Sábado, 12 de setembro de 2026

Fachin decide data para julgamento do relatório da PF sobre Moraes

Edson Fachin, presidente do STF, terá a responsabilidade de decidir quando a Corte julgará a investigação acerca do ministro Alexandre de Moraes.

Fachin decide data para julgamento do relatório da PF sobre Moraes
Situação de Moraes será decidida pelo plenário do STF- Marcelo Camargo/Agência Brasil

A decisão de quando o Supremo Tribunal Federal (STF) julgará a abertura de uma investigação sobre o ministro Alexandre de Moraes cabe a Edson Fachin, presidente da Corte.

Este julgamento ocorre após o ministro André Mendonça confirmar a inclusão de Moraes como investigado nas fraudes do Banco Master e determinar, no dia 1º, a quebra de sigilo do relatório da Polícia Federal (PF) sobre o caso.

O documento, divulgado pelo Estadão, revela a conexão entre o proprietário do Banco Master e o procurador-geral da República, Paulo Gonet, que se encontrou com o empresário pelo menos seis vezes.

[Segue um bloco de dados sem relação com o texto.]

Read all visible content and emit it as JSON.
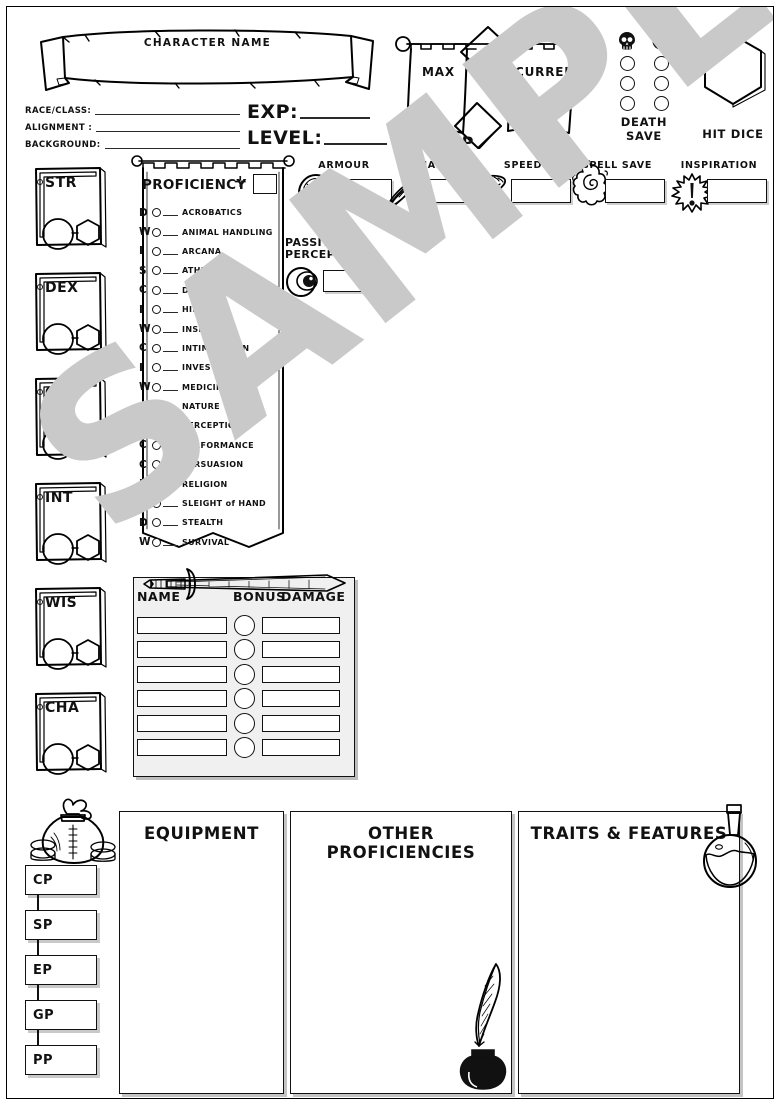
{
  "document": {
    "kind": "dnd-character-sheet",
    "watermark": "SAMPLE"
  },
  "banner": {
    "label": "CHARACTER NAME"
  },
  "identity": {
    "rows": [
      {
        "label": "RACE/CLASS:"
      },
      {
        "label": "ALIGNMENT :"
      },
      {
        "label": "BACKGROUND:"
      }
    ]
  },
  "progress": {
    "rows": [
      {
        "label": "EXP:"
      },
      {
        "label": "LEVEL:"
      }
    ]
  },
  "hp": {
    "title": "HP",
    "max_label": "MAX",
    "current_label": "CURRENT",
    "temp_label": "TEMP"
  },
  "death_save": {
    "label": "DEATH SAVE",
    "fail_icon": "skull-icon",
    "success_icon": "smiley-icon",
    "rows": 3,
    "columns": 2
  },
  "hit_dice": {
    "label": "HIT DICE",
    "shape": "hexagon"
  },
  "abilities": {
    "items": [
      {
        "name": "STR"
      },
      {
        "name": "DEX"
      },
      {
        "name": "CON"
      },
      {
        "name": "INT"
      },
      {
        "name": "WIS"
      },
      {
        "name": "CHA"
      }
    ]
  },
  "proficiency": {
    "title": "PROFICIENCY",
    "plus_glyph": "✛",
    "skills": [
      {
        "ability": "D",
        "name": "ACROBATICS"
      },
      {
        "ability": "W",
        "name": "ANIMAL HANDLING"
      },
      {
        "ability": "I",
        "name": "ARCANA"
      },
      {
        "ability": "S",
        "name": "ATHLETICS"
      },
      {
        "ability": "C",
        "name": "DECEPTION"
      },
      {
        "ability": "I",
        "name": "HISTORY"
      },
      {
        "ability": "W",
        "name": "INSIGHT"
      },
      {
        "ability": "C",
        "name": "INTIMIDATION"
      },
      {
        "ability": "I",
        "name": "INVESTIGATION"
      },
      {
        "ability": "W",
        "name": "MEDICINE"
      },
      {
        "ability": "I",
        "name": "NATURE"
      },
      {
        "ability": "W",
        "name": "PERCEPTION"
      },
      {
        "ability": "C",
        "name": "PERFORMANCE"
      },
      {
        "ability": "C",
        "name": "PERSUASION"
      },
      {
        "ability": "I",
        "name": "RELIGION"
      },
      {
        "ability": "D",
        "name": "SLEIGHT of HAND"
      },
      {
        "ability": "D",
        "name": "STEALTH"
      },
      {
        "ability": "W",
        "name": "SURVIVAL"
      }
    ]
  },
  "stats": {
    "armour": {
      "label": "ARMOUR",
      "icon": "shield-icon"
    },
    "initiative": {
      "label": "INITIAITIVE",
      "icon": "wing-icon"
    },
    "speed": {
      "label": "SPEED",
      "icon": "boot-icon"
    },
    "spell_save": {
      "label": "SPELL SAVE",
      "icon": "spell-swirl-icon"
    },
    "inspiration": {
      "label": "INSPIRATION",
      "icon": "exclamation-burst-icon"
    }
  },
  "passive_perception": {
    "line1": "PASSIVE",
    "line2": "PERCEPTION",
    "icon": "eye-icon"
  },
  "weapons": {
    "icon": "sword-icon",
    "headers": {
      "name": "NAME",
      "bonus": "BONUS",
      "damage": "DAMAGE"
    },
    "row_count": 6
  },
  "panels": [
    {
      "id": "equipment",
      "title": "EQUIPMENT"
    },
    {
      "id": "other-proficiencies",
      "title": "OTHER PROFICIENCIES"
    },
    {
      "id": "traits-features",
      "title": "TRAITS & FEATURES"
    }
  ],
  "currency": {
    "icon": "money-bag-icon",
    "items": [
      {
        "label": "CP"
      },
      {
        "label": "SP"
      },
      {
        "label": "EP"
      },
      {
        "label": "GP"
      },
      {
        "label": "PP"
      }
    ]
  },
  "decorations": {
    "ink_pot": "ink-pot-quill-icon",
    "potion": "potion-flask-icon"
  },
  "colors": {
    "ink": "#111111",
    "paper": "#ffffff",
    "watermark": "#c9c9c9",
    "panel_shadow": "#c4c4c4",
    "weapon_card": "#f0f0f0"
  }
}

Embora a Constituição atribua ao STF a responsabilidade de julgar infrações penais relacionadas a membros do Executivo e do Legislativo, é apenas ao presidente da Corte que cabe decidir se o caso será analisado ou arquivado.

Mendonça ressaltou que o Regimento Interno do STF confere ao Plenário a autoridade exclusiva para processar e julgar magistrados, enquanto a PGR deve avaliar e solicitar a abertura de um inquérito.

Paulo Gonet, cujas mensagens trocadas com o empresário Vorcaro revelam uma relação próxima, argumenta pela nulidade e arquivamento da investigação, afirmando que “é inegável que houve um esforço para buscar indicativos de envolvimento do ministro Alexandre de Moraes em ilícitos”.

Ainda assim, Mendonça seguiu adiante, encaminhando os autos para o plenário, que poderá ser agendado por Edson Fachin.

Fachin pode optar por concordar com a PGR e arquivar a investigação ou levá-la ao Plenário para análise e possível prosseguimento.

A decisão de arquivamento após a vinculação de Gonet e Moraes ao caso de Vorcaro pode causar prejuízos à imagem do Supremo Tribunal de Justiça brasileira.